Try putting a cap across the current sense resistors, it will slow the freq down a little and damp the reverse recovery current pulse and should drop your EMI a bit. You may even need a faster diode if you are determined to run at 1MHz, which seems too high to me too. What does the datasheet say about recommended inductor values and freq? 10uH and 1MHz seem silly values, you will get better efficiency with a large rinductor and a slower switching freq.

Nice PCB layout by the way.
 
The chip is very fast. It would appear you are just seeing the EMI getting into the scope.
 
I placed a capacitor across the current sense resistor, which also reduces the switching frequency.

With a 0.5uF cap, there's still a spike but it's very small.

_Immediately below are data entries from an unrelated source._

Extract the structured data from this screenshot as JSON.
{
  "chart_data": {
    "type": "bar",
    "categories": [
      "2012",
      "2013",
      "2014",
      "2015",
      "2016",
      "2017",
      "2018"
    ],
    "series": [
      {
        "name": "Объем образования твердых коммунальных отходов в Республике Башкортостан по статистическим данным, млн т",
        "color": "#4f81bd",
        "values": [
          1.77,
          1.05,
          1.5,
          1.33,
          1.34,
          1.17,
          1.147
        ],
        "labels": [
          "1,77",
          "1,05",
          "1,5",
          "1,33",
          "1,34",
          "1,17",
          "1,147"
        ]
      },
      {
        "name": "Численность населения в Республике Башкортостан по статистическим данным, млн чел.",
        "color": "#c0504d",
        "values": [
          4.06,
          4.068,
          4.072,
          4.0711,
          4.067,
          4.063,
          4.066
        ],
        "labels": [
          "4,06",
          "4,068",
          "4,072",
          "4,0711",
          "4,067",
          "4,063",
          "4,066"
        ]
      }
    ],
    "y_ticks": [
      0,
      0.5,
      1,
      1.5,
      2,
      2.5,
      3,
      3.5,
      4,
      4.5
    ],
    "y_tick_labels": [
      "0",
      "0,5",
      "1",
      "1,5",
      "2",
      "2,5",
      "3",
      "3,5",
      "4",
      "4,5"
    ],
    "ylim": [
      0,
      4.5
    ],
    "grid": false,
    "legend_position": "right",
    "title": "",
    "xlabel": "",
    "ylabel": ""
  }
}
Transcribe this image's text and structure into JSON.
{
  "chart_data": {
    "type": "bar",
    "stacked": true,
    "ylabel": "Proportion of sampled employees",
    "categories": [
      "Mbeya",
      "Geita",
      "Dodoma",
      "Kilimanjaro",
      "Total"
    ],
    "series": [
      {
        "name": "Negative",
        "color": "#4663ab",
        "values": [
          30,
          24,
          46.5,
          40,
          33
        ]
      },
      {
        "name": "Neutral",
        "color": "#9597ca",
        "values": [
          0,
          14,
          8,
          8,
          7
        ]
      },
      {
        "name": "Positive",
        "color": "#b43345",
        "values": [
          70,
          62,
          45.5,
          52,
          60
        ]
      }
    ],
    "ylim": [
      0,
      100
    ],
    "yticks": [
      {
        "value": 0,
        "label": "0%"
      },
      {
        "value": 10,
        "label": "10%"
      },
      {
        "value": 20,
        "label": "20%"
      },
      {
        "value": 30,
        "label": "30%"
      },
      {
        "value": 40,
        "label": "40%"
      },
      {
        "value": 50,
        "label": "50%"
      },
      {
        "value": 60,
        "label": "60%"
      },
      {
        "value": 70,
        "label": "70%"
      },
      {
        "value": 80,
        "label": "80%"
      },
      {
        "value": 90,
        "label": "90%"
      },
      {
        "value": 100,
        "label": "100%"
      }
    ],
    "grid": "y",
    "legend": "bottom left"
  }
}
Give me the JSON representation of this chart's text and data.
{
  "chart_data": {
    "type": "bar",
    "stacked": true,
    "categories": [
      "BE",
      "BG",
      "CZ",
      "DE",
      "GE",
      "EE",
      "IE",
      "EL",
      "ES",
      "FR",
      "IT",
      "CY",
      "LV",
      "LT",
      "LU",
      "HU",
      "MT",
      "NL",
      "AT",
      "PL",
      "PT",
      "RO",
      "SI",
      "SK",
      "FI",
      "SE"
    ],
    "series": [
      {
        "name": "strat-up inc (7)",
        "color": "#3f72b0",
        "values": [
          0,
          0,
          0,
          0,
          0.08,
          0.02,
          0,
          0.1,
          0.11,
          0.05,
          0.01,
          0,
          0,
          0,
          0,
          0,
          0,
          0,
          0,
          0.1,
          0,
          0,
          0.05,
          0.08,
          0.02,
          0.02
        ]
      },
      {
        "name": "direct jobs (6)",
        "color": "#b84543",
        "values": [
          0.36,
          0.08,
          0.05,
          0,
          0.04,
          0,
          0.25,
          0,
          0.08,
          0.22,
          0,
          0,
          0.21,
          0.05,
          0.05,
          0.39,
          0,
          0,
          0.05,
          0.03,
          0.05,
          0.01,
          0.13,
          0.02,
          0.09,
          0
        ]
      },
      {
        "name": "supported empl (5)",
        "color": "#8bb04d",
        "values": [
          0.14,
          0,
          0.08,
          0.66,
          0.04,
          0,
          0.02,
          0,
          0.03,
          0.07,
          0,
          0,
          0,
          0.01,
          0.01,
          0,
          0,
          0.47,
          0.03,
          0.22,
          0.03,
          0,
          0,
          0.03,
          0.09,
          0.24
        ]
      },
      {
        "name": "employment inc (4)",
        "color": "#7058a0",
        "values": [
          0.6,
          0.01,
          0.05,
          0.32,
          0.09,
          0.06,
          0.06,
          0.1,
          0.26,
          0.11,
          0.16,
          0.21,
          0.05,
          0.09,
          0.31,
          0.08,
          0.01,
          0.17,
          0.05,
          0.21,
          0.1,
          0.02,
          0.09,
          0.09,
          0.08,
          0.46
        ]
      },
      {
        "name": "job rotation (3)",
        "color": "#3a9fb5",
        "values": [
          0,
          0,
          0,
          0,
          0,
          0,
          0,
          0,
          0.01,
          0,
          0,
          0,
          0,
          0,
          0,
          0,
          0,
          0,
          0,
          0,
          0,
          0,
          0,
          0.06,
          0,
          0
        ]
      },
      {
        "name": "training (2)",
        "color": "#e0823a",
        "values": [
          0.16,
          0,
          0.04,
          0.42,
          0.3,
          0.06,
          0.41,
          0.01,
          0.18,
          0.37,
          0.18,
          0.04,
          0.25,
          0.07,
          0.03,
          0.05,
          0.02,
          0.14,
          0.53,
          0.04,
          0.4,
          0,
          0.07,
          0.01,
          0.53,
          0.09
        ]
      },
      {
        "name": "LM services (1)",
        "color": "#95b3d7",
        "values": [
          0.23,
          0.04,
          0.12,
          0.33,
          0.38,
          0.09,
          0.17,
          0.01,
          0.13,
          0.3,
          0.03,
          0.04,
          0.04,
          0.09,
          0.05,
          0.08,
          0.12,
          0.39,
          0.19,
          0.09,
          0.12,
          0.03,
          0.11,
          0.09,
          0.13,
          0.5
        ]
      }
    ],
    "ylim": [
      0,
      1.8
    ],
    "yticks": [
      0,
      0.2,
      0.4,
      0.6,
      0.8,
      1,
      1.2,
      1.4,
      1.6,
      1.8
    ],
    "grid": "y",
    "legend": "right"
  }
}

Now my ripple voltage is 240mV, with spike 336mV. Previously my ripple voltage was 23mV and the spike was 500mV. The switching frequency went from 1.7MHz to 633kHz.

With 1uF cap, the spike is entirely gone but the ripple is 340mV.

I'm going to order some bigger value inductors and see what that'll do.
 
Sounding better.

A 0.3v ripple on your 6.8v output to a LED is unlikely to be an issue, I don't think your user will see that at >500kHz.

Bigger inductor (33uH?) sounds like a good idea, along with a bigger Vout cap, like 4.7uF. You should be able to source both in the same package size for the same price so you may as well get the benefits of lower switching freq.